C'était le plus grand sacrifice qu'Ariadne pût faire; elle l'offrit à Constantin dans le fond de son cœur, mais personne n'en eut connaissance, car les résolutions d'Ariadne étaient un secret entre elle et sa conscience.
Constantin était loin de rêver ce sacrifice,—aussi loin de le rêver que d'en soupçonner la cause. Il allait et venait comme un maître dans le cœur de l'orpheline sans s'en apercevoir, car il avait dit l'expression exacte de sa pensée: il l'eût voulue sa sœur, et rien de plus. Il l'eût voulue sa sœur parce qu'elle aimait Olga, et qu'il était amoureux fou de la jeune princesse Orline.

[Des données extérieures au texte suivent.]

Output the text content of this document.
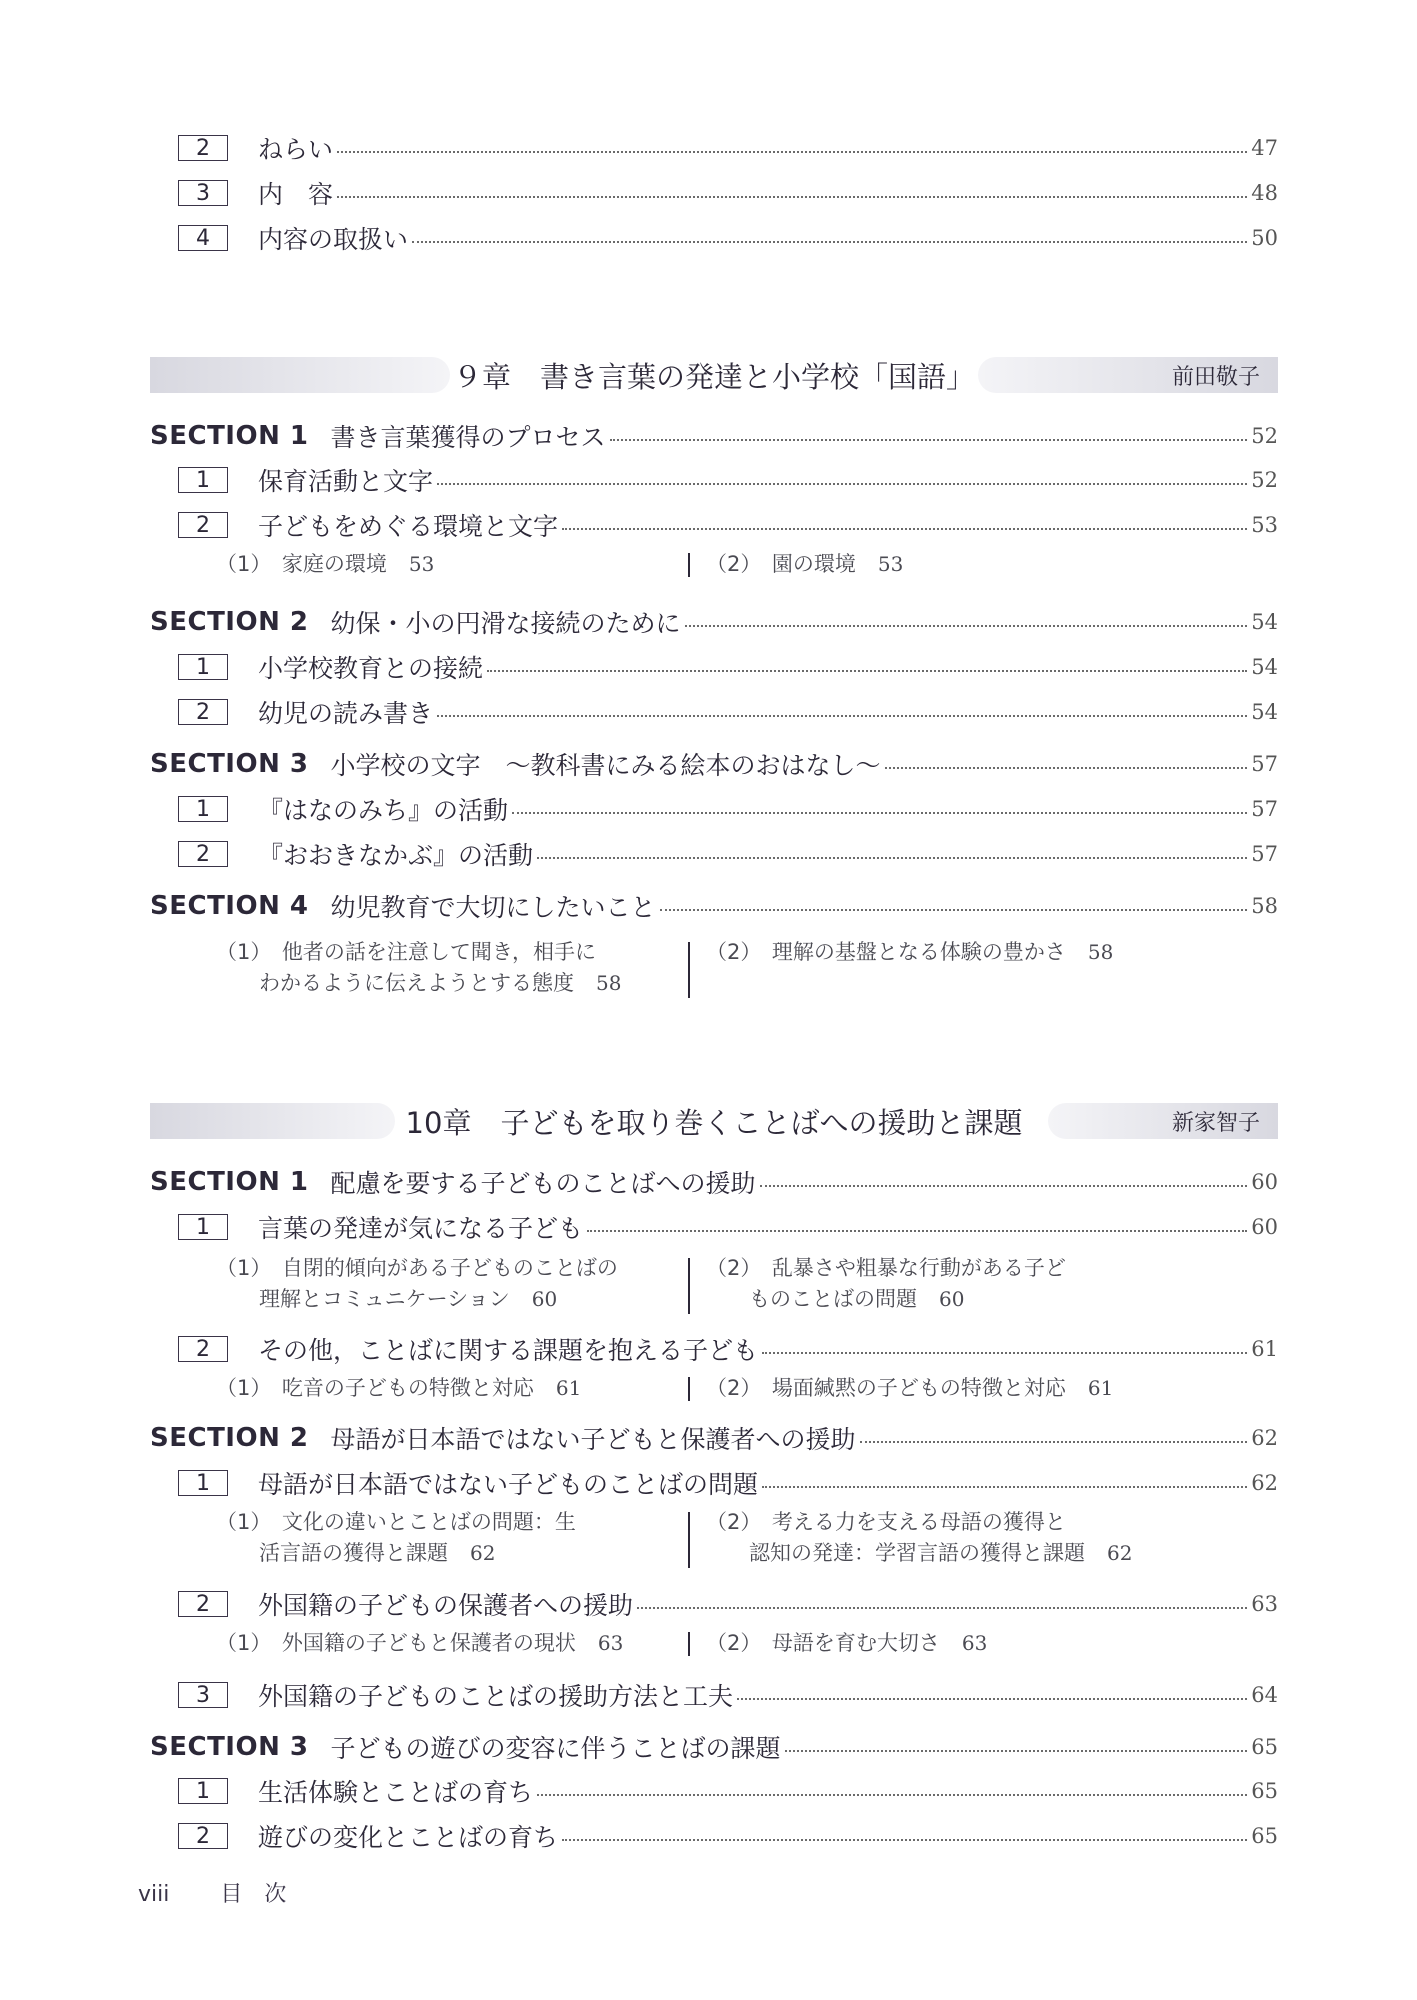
2	ねらい	47
3	内　容	48
4	内容の取扱い	50
９章　書き言葉の発達と小学校「国語」	前田敬子
SECTION 1 書き言葉獲得のプロセス	52
1	保育活動と文字	52
2	子どもをめぐる環境と文字	53
（1）　家庭の環境 53	（2）　園の環境 53
SECTION 2 幼保・小の円滑な接続のために	54
1	小学校教育との接続	54
2	幼児の読み書き	54
SECTION 3 小学校の文字　～教科書にみる絵本のおはなし～	57
1	『はなのみち』の活動	57
2	『おおきなかぶ』の活動	57
SECTION 4 幼児教育で大切にしたいこと	58
（1）　他者の話を注意して聞き，相手に
わかるように伝えようとする態度 58
（2）　理解の基盤となる体験の豊かさ 58
10章　子どもを取り巻くことばへの援助と課題	新家智子
SECTION 1 配慮を要する子どものことばへの援助	60
1	言葉の発達が気になる子ども	60
（1）　自閉的傾向がある子どものことばの
理解とコミュニケーション 60
（2）　乱暴さや粗暴な行動がある子ど
ものことばの問題 60
2	その他，ことばに関する課題を抱える子ども	61
（1）　吃音の子どもの特徴と対応 61	（2）　場面緘黙の子どもの特徴と対応 61
SECTION 2 母語が日本語ではない子どもと保護者への援助	62
1	母語が日本語ではない子どものことばの問題	62
（1）　文化の違いとことばの問題：生
活言語の獲得と課題 62
（2）　考える力を支える母語の獲得と
認知の発達：学習言語の獲得と課題 62
2	外国籍の子どもの保護者への援助	63
（1）　外国籍の子どもと保護者の現状 63	（2）　母語を育む大切さ 63
3	外国籍の子どものことばの援助方法と工夫	64
SECTION 3 子どもの遊びの変容に伴うことばの課題	65
1	生活体験とことばの育ち	65
2	遊びの変化とことばの育ち	65
viii 目　次
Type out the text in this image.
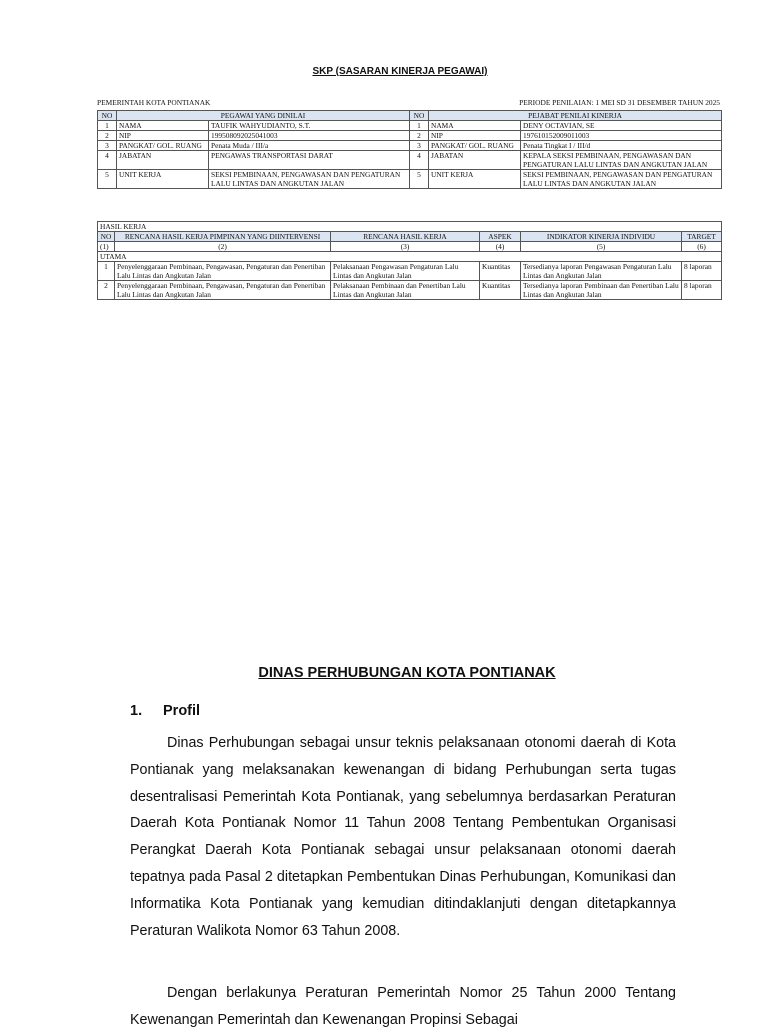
SKP (SASARAN KINERJA PEGAWAI)
PEMERINTAH KOTA PONTIANAK	PERIODE PENILAIAN: 1 MEI SD 31 DESEMBER TAHUN 2025
NO	PEGAWAI YANG DINILAI		NO	PEJABAT PENILAI KINERJA	
1	NAMA	TAUFIK WAHYUDIANTO, S.T.	1	NAMA	DENY OCTAVIAN, SE
2	NIP	199508092025041003	2	NIP	197610152009011003
3	PANGKAT/ GOL. RUANG	Penata Muda / III/a	3	PANGKAT/ GOL. RUANG	Penata Tingkat I / III/d
4	JABATAN	PENGAWAS TRANSPORTASI DARAT	4	JABATAN	KEPALA SEKSI PEMBINAAN, PENGAWASAN DAN PENGATURAN LALU LINTAS DAN ANGKUTAN JALAN
5	UNIT KERJA	SEKSI PEMBINAAN, PENGAWASAN DAN PENGATURAN LALU LINTAS DAN ANGKUTAN JALAN	5	UNIT KERJA	SEKSI PEMBINAAN, PENGAWASAN DAN PENGATURAN LALU LINTAS DAN ANGKUTAN JALAN
HASIL KERJA					
NO	RENCANA HASIL KERJA PIMPINAN YANG DIINTERVENSI	RENCANA HASIL KERJA	ASPEK	INDIKATOR KINERJA INDIVIDU	TARGET
(1)	(2)	(3)	(4)	(5)	(6)
UTAMA					
1	Penyelenggaraan Pembinaan, Pengawasan, Pengaturan dan Penertiban Lalu Lintas dan Angkutan Jalan	Pelaksanaan Pengawasan Pengaturan Lalu Lintas dan Angkutan Jalan	Kuantitas	Tersedianya laporan Pengawasan Pengaturan Lalu Lintas dan Angkutan Jalan	8 laporan
2	Penyelenggaraan Pembinaan, Pengawasan, Pengaturan dan Penertiban Lalu Lintas dan Angkutan Jalan	Pelaksanaan Pembinaan dan Penertiban Lalu Lintas dan Angkutan Jalan	Kuantitas	Tersedianya laporan Pembinaan dan Penertiban Lalu Lintas dan Angkutan Jalan	8 laporan
DINAS PERHUBUNGAN KOTA PONTIANAK
1. Profil
Dinas Perhubungan sebagai unsur teknis pelaksanaan otonomi daerah di Kota Pontianak yang melaksanakan kewenangan di bidang Perhubungan serta tugas desentralisasi Pemerintah Kota Pontianak, yang sebelumnya berdasarkan Peraturan Daerah Kota Pontianak Nomor 11 Tahun 2008 Tentang Pembentukan Organisasi Perangkat Daerah Kota Pontianak sebagai unsur pelaksanaan otonomi daerah tepatnya pada Pasal 2 ditetapkan Pembentukan Dinas Perhubungan, Komunikasi dan Informatika Kota Pontianak yang kemudian ditindaklanjuti dengan ditetapkannya Peraturan Walikota Nomor 63 Tahun 2008.
Dengan berlakunya Peraturan Pemerintah Nomor 25 Tahun 2000 Tentang Kewenangan Pemerintah dan Kewenangan Propinsi Sebagai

Olga, tout en marivaudant pour ne pas perdre ses droits, n'était pas d'humeur à se laisser entraîner dans une coquetterie réglée; elle se souvenait encore trop bien de l'institut pour que l'idée de se compromettre le moindre peu par une parole ou un simple regard ne lui fît pas éprouver une impression désagréable.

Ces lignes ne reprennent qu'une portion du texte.